When DiskSuite encounters a problem, such as being unable to write to a metadevice due to physical errors at the slice level, it changes the status of the metadevice, for example, to "Maintenance." However, unless you are constantly looking at DiskSuite Tool or running metastat(1M), you may never see these status changes in a timely fashion.

There are two ways that you can automatically check for DiskSuite errors:

The first method is described in "Integrating SNMP Alerts With DiskSuite".

The following section describes the kind of script you can use to check for DiskSuite errors.

How to Automate Checking for Slice Errors in Metadevices (Command Line)

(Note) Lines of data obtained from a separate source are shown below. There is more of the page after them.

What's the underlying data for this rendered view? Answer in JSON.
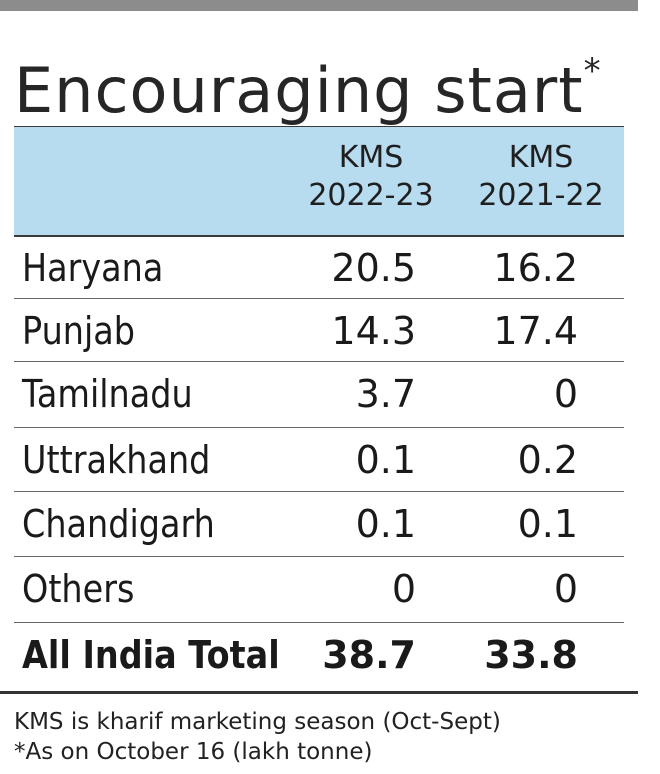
{
  "title": "Encouraging start",
  "title_marker": "*",
  "colors": {
    "top_bar": "#8c8c8c",
    "header_band": "#b7dcf0",
    "text": "#1a1a1a"
  },
  "chart_data": {
    "type": "table",
    "title": "Encouraging start*",
    "columns": [
      {
        "line1": "KMS",
        "line2": "2022-23"
      },
      {
        "line1": "KMS",
        "line2": "2021-22"
      }
    ],
    "rows": [
      {
        "label": "Haryana",
        "values": [
          "20.5",
          "16.2"
        ]
      },
      {
        "label": "Punjab",
        "values": [
          "14.3",
          "17.4"
        ]
      },
      {
        "label": "Tamilnadu",
        "values": [
          "3.7",
          "0"
        ]
      },
      {
        "label": "Uttrakhand",
        "values": [
          "0.1",
          "0.2"
        ]
      },
      {
        "label": "Chandigarh",
        "values": [
          "0.1",
          "0.1"
        ]
      },
      {
        "label": "Others",
        "values": [
          "0",
          "0"
        ]
      },
      {
        "label": "All India Total",
        "values": [
          "38.7",
          "33.8"
        ]
      }
    ],
    "footnotes": [
      "KMS is kharif marketing season (Oct-Sept)",
      "*As on October 16 (lakh tonne)"
    ]
  }
}
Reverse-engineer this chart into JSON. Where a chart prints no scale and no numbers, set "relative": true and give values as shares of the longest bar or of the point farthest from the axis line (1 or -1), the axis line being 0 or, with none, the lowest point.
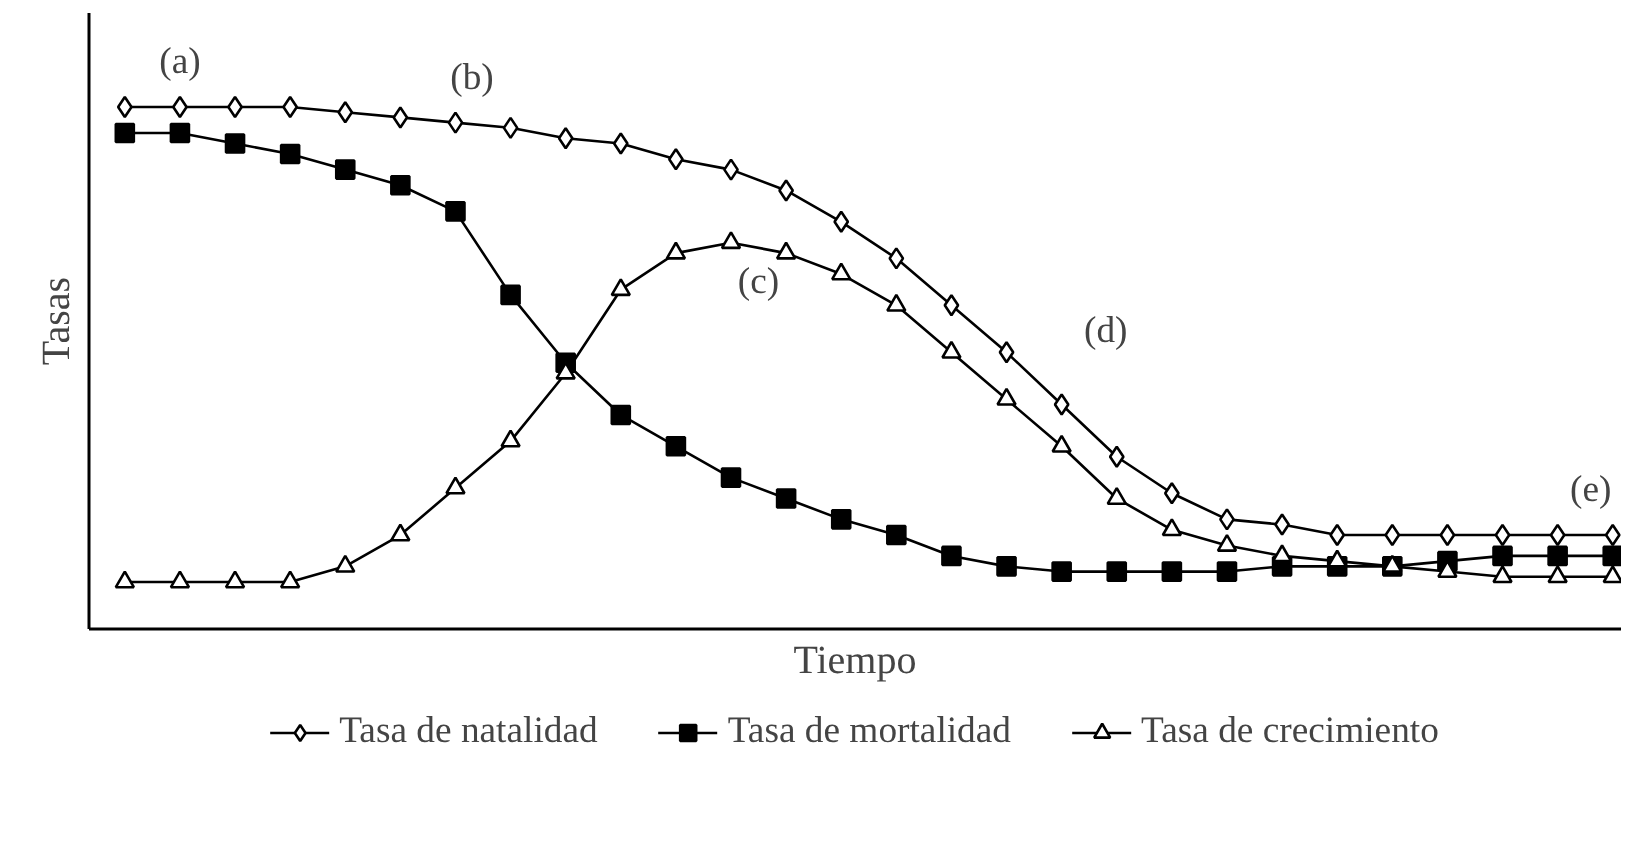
{
  "chart_data": {
    "type": "line",
    "relative": true,
    "xlabel": "Tiempo",
    "ylabel": "Tasas",
    "categories": [
      null,
      null,
      null,
      null,
      null,
      null,
      null,
      null,
      null,
      null,
      null,
      null,
      null,
      null,
      null,
      null,
      null,
      null,
      null,
      null,
      null,
      null,
      null,
      null,
      null,
      null,
      null,
      null
    ],
    "series": [
      {
        "name": "Tasa de natalidad",
        "color": "#000000",
        "marker": "diamond",
        "values": [
          1,
          1,
          1,
          1,
          0.99,
          0.98,
          0.97,
          0.96,
          0.94,
          0.93,
          0.9,
          0.88,
          0.84,
          0.78,
          0.71,
          0.62,
          0.53,
          0.43,
          0.33,
          0.26,
          0.21,
          0.2,
          0.18,
          0.18,
          0.18,
          0.18,
          0.18,
          0.18
        ]
      },
      {
        "name": "Tasa de mortalidad",
        "color": "#000000",
        "marker": "square",
        "values": [
          0.95,
          0.95,
          0.93,
          0.91,
          0.88,
          0.85,
          0.8,
          0.64,
          0.51,
          0.41,
          0.35,
          0.29,
          0.25,
          0.21,
          0.18,
          0.14,
          0.12,
          0.11,
          0.11,
          0.11,
          0.11,
          0.12,
          0.12,
          0.12,
          0.13,
          0.14,
          0.14,
          0.14
        ]
      },
      {
        "name": "Tasa de crecimiento",
        "color": "#000000",
        "marker": "triangle",
        "values": [
          0.09,
          0.09,
          0.09,
          0.09,
          0.12,
          0.18,
          0.27,
          0.36,
          0.49,
          0.65,
          0.72,
          0.74,
          0.72,
          0.68,
          0.62,
          0.53,
          0.44,
          0.35,
          0.25,
          0.19,
          0.16,
          0.14,
          0.13,
          0.12,
          0.11,
          0.1,
          0.1,
          0.1
        ]
      }
    ],
    "annotations": [
      "(a)",
      "(b)",
      "(c)",
      "(d)",
      "(e)"
    ],
    "legend": "bottom",
    "line_style": "solid"
  }
}
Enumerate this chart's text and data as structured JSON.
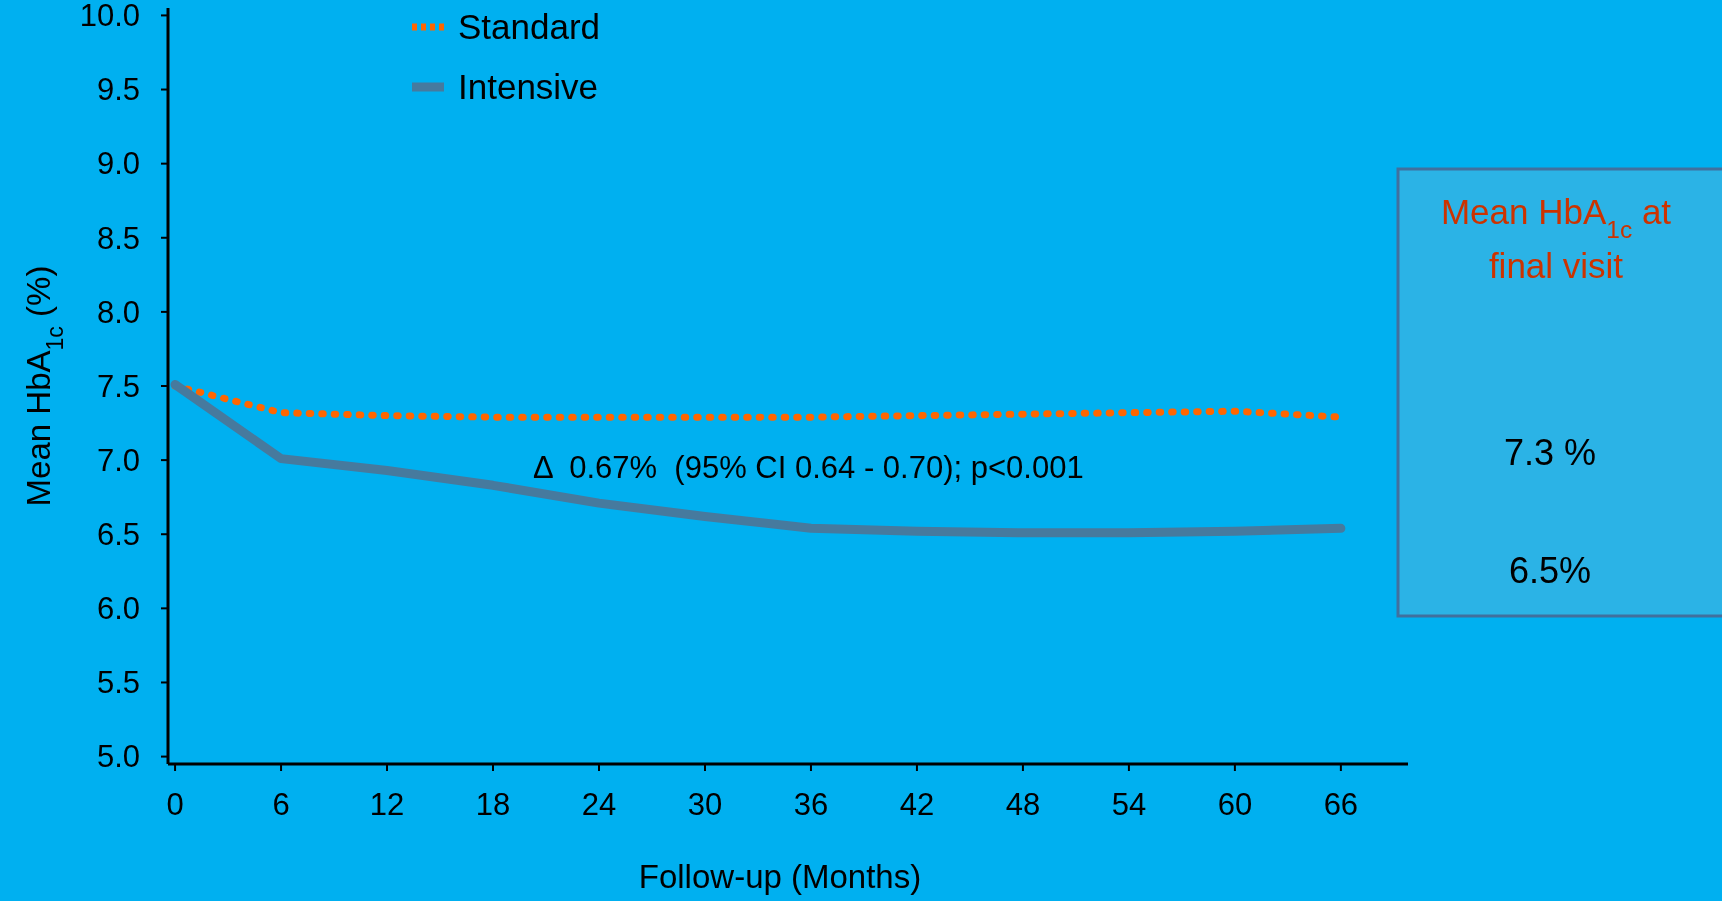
{
  "chart_data": [
    {
      "type": "line",
      "xlabel": "Follow-up (Months)",
      "ylabel": "Mean HbA$_{1c}$ (%)",
      "x": [
        0,
        6,
        12,
        18,
        24,
        30,
        36,
        42,
        48,
        54,
        60,
        66
      ],
      "series": [
        {
          "name": "Standard",
          "color": "#ff6600",
          "line_style": "dotted",
          "values": [
            7.5,
            7.32,
            7.3,
            7.29,
            7.29,
            7.29,
            7.29,
            7.3,
            7.31,
            7.32,
            7.33,
            7.29
          ]
        },
        {
          "name": "Intensive",
          "color": "#467a9e",
          "line_style": "solid",
          "values": [
            7.51,
            7.01,
            6.93,
            6.83,
            6.71,
            6.62,
            6.54,
            6.52,
            6.51,
            6.51,
            6.52,
            6.54
          ]
        }
      ],
      "xlim": [
        -0.4,
        69.8
      ],
      "xticks": [
        0,
        6,
        12,
        18,
        24,
        30,
        36,
        42,
        48,
        54,
        60,
        66
      ],
      "ylim": [
        4.95,
        10.05
      ],
      "yticks": [
        {
          "value": 5,
          "label": "5.0"
        },
        5.5,
        {
          "value": 6,
          "label": "6.0"
        },
        6.5,
        {
          "value": 7,
          "label": "7.0"
        },
        7.5,
        {
          "value": 8,
          "label": "8.0"
        },
        8.5,
        {
          "value": 9,
          "label": "9.0"
        },
        9.5,
        {
          "value": 10,
          "label": "10.0"
        }
      ],
      "legend": "top left",
      "annotations": [
        "Δ  0.67%  (95% CI 0.64 - 0.70); p<0.001"
      ]
    },
    {
      "type": "other",
      "title": "Mean HbA$_{1c}$ at final visit",
      "annotations": [
        "7.3 %",
        "6.5%"
      ]
    }
  ]
}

One way to continually and automatically check for a bad slice in a metadevice is to write a script that is invoked by cron. Here is an example:


#
#ident "@(#)metacheck.sh   1.3     96/06/21 SMI"
#
# Copyright (c) 1992, 1993, 1994, 1995, 1996 by Sun Microsystems, Inc.
#
 
#
# DiskSuite Commands
#
MDBIN=/usr/sbin
METADB=${MDBIN}/metadb
METAHS=${MDBIN}/metahs
METASTAT=${MDBIN}/metastat
 
#
# System Commands
#
AWK=/usr/bin/awk
DATE=/usr/bin/date
MAILX=/usr/bin/mailx
RM=/usr/bin/rm
 
#
# Initialization
#
eval=0
date=`${DATE} '+%a %b %e %Y'`
SDSTMP=/tmp/sdscheck.${$}
${RM} -f ${SDSTMP}
 
MAILTO=${*:-"root"}			# default to root, or use arg list
 
#
# Check replicas for problems, capital letters in the flags indicate an error.
#
dbtrouble=`${METADB} | tail +2 | \
    ${AWK} '{ fl = substr($0,1,20); if (fl ~ /[A-Z]/) print $0 }'`
if [ "${dbtrouble}" ]; then
        echo ""   >>${SDSTMP}
        echo "SDS replica problem report for ${date}"	>>${SDSTMP}
        echo ""   >>${SDSTMP}
        echo "Database replicas are not active:"     >>${SDSTMP}
        echo ""   >>${SDSTMP}
        ${METADB} -i >>${SDSTMP}
        eval=1
fi
 
#
# Check the metadevice state, if the state is not Okay, something is up.
#
mdtrouble=`${METASTAT} | \
    ${AWK} '/State:/ { if ( $2 != "Okay" ) print $0 }'`
if [ "${mdtrouble}" ]; then
        echo ""  >>${SDSTMP}
        echo "SDS metadevice problem report for ${date}"  >>${SDSTMP}
        echo ""  >>${SDSTMP}
        echo "Metadevices are not Okay:"  >>${SDSTMP}
        echo ""  >>${SDSTMP}
        ${METASTAT} >>${SDSTMP}
        eval=1
fi
 
#
# Check the hotspares to see if any have been used.
#
hstrouble=`${METAHS} -i | \
    ${AWK} ' /blocks/ { if ( $2 != "Available" ) print $0 }'`
if [ "${hstrouble}" ]; then
        echo ""  >>${SDSTMP}
        echo "SDS Hot spares in use  ${date}"  >>${SDSTMP}
        echo ""  >>${SDSTMP}
        echo "Hot spares in usage:"  >>${SDSTMP}
        echo ""  >>${SDSTMP}
        ${METAHS} -i >>${SDSTMP}
        eval=1
fi
#
# If any errors occurred, then mail the report to root, or whoever was called
# out in the command line.
#
if [ ${eval} -ne 0 ]; then
        ${MAILX} -s "SDS problems ${date}" ${MAILTO} <${SDSTMP}
        ${RM} -f ${SDSTMP}
fi
 
exit ${eval}

For information on invoking scripts in this way, refer to the cron(1M) man page.


Note -

This script serves as a starting point for automating DiskSuite error checking. You may need to modify it for your own configuration.